Tags darauf tappt Muhr weiter im Dunkeln. Keine feststellbare Verhaltensänderung der KTZ -Beamten, die neben Muhr ermitteln, aber nicht mit ihm, geschweige denn für ihn. Sie gehen sich geflissentlich aus dem Weg, selbst in dem engen Tunnel. Muhr entschließt sich, den Auftrag zur Bergung der Zuggarnitur zu erteilen, weil im Tunnel eine Brandursachenermittlung wenig zielführend ist. Außerdem gibt er den Auftrag, den Brandschutt über und unter dem Zug bergen und sichten zu lassen.
Am Abend reisen die KTZ -Beamten zurück nach Wien. Ihre Ermittlungen sind vorerst abgeschlossen. Mit im Gepäck haben sie die Beweismittel, auf die Muhr wartet. Den ausgebauten Heizlüfter, eine Probe Hydrauliköl und ein paar Zigarettenstummel aus den Führerständen, dazu die Pläne vom Zug und der Seilbahnanlage.

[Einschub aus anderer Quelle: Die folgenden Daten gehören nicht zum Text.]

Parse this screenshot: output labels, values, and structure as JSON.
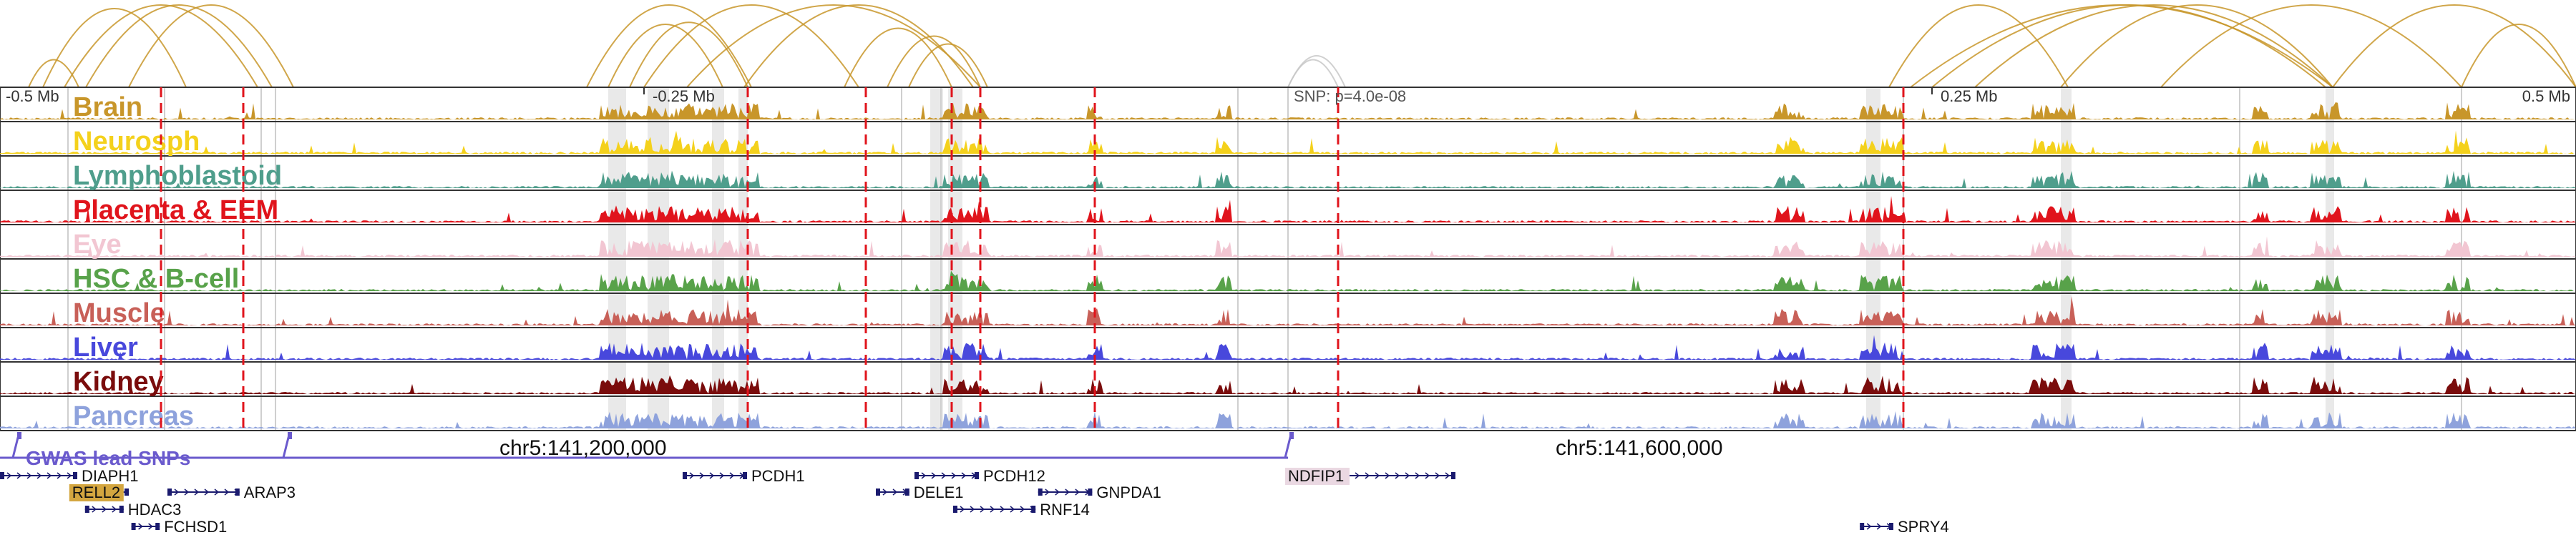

Auch Muhr reist an diesem Freitag heim. Er ist sauer. So etwas hat er noch nie erlebt. Außer den Fotos, die er und sein Assistent im Tunnel angefertigt haben, und ihren unmittelbaren Eindrücken, haben sie nichts in der Hand. Ein kaltgestellter Hauptgutachter, ohne Beweismittel, ohne Unterlagen und offenbar ohne Unterstützung.
Kapitel 17
Am Freitag nach der Katastrophe trauert ganz Österreich. Die Stadt Salzburg trägt schwarz, an öffentlichen Gebäuden, Kirchen und an beiden Türmen des Doms hängen lange schwarze Fahnen, und aus dunklen Wolken fällt dichter Regen.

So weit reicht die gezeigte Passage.